Limitations of Adaptive Joins

Adaptive joins have some limitations:

  • Edition requirements: Batch mode adaptive joins require Enterprise Edition (or Developer/Evaluation editions which include Enterprise features). They’re not available in Standard Edition, Web Edition, or Express Edition.
  • Compatibility level requirements: Database compatibility level 140 (SQL Server 2017) or higher is required.
  • Batch mode only: Adaptive joins only work with batch mode execution, which requires either:
    • A columnstore index, or…
    • Batch Mode on Row Store (SQL Server 2019+, Enterprise Edition only, compatibility level 150 or higher).
  • Limited join transitions: Adaptive joins only support transitions from batch mode hash joins to row mode apply (correlated nested loops) joins. They don’t support transitions to other join types like merge joins or row mode hash joins.
  • Threshold calculation sensitivity: The adaptive join threshold depends on the original cardinality estimate of the build input. As Paul White explains, this can lead to parameter sensitivity issues where the same cached plan behaves differently based on the initial cardinality estimate used during optimization.
  • Query structure requirements: The query must qualify for batch mode execution, and the join must be eligible for the adaptive join optimization. Joins that would require a Key Lookup on the inner side are not eligible. Queries with certain constructs like CROSS APPLY with TOP or OUTER APPLY may not qualify. As Erik Darling notes in his detailed answer, there’s an Extended Event called adaptive_join_skipped that can help you track when and why adaptive joins are skipped, if you like rocket science.
  • Not supported in natively compiled modules: Natively compiled T-SQL modules (In-Memory OLTP) don’t support adaptive joins.
  • Memory overhead: As we’ve discussed, adaptive joins always request memory grants for the hash join, even if they switch to row mode apply at runtime.

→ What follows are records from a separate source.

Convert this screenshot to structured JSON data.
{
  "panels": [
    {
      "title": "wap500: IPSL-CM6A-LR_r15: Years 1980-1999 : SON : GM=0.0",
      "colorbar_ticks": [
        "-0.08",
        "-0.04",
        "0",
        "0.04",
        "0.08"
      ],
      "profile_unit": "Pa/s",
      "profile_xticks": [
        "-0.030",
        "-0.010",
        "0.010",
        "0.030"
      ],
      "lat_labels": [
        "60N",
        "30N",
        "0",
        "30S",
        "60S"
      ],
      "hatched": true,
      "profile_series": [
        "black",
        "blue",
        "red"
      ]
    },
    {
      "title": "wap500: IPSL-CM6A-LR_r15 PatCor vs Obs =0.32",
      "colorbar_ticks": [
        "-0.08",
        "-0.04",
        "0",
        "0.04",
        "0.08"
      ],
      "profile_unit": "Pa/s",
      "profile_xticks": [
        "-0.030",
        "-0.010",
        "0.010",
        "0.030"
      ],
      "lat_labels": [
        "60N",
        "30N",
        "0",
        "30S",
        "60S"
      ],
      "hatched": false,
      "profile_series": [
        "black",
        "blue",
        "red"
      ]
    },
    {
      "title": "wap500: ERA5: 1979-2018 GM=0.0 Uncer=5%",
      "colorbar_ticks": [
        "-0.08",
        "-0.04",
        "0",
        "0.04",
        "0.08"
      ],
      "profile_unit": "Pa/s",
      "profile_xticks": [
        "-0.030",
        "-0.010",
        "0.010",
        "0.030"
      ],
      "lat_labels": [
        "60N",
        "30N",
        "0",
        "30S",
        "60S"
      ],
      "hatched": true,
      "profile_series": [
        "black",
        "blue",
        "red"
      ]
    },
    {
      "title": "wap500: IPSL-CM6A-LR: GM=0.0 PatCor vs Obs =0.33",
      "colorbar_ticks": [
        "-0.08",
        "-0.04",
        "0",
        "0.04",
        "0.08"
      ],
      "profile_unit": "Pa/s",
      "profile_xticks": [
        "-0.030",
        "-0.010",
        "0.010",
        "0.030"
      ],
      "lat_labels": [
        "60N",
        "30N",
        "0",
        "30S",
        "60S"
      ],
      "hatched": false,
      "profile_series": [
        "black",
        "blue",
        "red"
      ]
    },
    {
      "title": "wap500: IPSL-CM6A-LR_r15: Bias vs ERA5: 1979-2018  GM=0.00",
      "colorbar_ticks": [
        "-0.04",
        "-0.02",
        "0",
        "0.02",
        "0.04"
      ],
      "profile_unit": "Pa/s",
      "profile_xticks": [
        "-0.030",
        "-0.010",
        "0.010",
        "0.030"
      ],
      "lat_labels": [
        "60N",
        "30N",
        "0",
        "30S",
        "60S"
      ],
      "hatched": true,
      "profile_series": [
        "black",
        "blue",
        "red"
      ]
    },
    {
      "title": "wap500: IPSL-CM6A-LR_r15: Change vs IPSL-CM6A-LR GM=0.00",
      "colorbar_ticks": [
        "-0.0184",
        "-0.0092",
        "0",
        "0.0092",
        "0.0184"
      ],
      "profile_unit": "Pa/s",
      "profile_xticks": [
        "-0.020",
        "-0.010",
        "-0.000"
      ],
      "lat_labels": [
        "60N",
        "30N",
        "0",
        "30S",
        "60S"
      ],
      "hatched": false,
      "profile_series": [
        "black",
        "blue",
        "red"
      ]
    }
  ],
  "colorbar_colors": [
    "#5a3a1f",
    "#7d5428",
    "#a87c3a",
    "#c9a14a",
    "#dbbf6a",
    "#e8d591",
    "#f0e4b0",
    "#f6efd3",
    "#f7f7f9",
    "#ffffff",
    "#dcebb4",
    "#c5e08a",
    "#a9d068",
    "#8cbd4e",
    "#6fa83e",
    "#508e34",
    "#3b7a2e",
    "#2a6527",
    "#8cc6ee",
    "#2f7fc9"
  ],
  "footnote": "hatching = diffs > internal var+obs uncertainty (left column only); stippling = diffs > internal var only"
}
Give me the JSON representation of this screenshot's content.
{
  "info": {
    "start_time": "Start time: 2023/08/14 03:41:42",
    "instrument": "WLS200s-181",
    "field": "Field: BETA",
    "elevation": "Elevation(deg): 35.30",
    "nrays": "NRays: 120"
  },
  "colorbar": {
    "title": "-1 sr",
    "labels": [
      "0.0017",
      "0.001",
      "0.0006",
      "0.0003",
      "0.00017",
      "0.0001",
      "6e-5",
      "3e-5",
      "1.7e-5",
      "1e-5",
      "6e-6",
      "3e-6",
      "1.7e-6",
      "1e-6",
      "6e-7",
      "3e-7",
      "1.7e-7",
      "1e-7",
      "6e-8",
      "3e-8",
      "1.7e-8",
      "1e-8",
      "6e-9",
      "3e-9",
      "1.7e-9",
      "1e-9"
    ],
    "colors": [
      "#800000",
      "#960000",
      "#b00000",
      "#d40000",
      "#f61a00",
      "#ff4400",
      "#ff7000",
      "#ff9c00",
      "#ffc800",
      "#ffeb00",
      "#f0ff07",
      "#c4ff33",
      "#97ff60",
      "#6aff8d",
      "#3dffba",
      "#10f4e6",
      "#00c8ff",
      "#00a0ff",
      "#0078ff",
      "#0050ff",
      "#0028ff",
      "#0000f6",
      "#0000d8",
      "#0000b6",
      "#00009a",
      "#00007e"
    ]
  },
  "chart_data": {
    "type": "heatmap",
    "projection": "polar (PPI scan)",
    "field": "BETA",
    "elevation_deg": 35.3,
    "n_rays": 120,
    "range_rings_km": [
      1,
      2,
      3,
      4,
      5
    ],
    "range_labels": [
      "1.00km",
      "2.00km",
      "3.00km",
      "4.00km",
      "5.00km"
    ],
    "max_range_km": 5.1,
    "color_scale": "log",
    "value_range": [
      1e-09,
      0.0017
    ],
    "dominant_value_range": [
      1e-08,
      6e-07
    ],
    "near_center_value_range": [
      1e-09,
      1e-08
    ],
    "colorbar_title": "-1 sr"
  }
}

Enabling and Disabling Adaptive Joins

Adaptive joins are enabled by default when the requirements are met, but you can control them at the database or query level.

Database scoped configuration (affects all queries in the database):

  • SQL Server 2017:
    • To disable: ALTER DATABASE SCOPED CONFIGURATION SET DISABLE_BATCH_MODE_ADAPTIVE_JOINS = ON; (yes, ON means disable - it’s a double negative)
    • To re-enable: ALTER DATABASE SCOPED CONFIGURATION SET DISABLE_BATCH_MODE_ADAPTIVE_JOINS = OFF;
  • SQL Server 2019+:
    • To disable: ALTER DATABASE SCOPED CONFIGURATION SET BATCH_MODE_ADAPTIVE_JOINS = OFF;
    • To re-enable: ALTER DATABASE SCOPED CONFIGURATION SET BATCH_MODE_ADAPTIVE_JOINS = ON;

Query hint (affects only the specific query):

  • OPTION (USE HINT('DISABLE_BATCH_MODE_ADAPTIVE_JOINS'));

The query hint takes precedence over the database scoped configuration setting.

Learn More

Adaptive joins are a powerful feature that can improve query performance by choosing the right join strategy at runtime.

However, they ain’t free: they come with memory grant implications that are important to understand, especially in high-concurrency environments or systems with limited memory.

The fact that adaptive joins always start as batch mode hash joins means they always request memory grants, even if they ultimately switch to row mode apply. These joins can be fantastic, but you probably don’t want them running all the time in a highly concurrent system.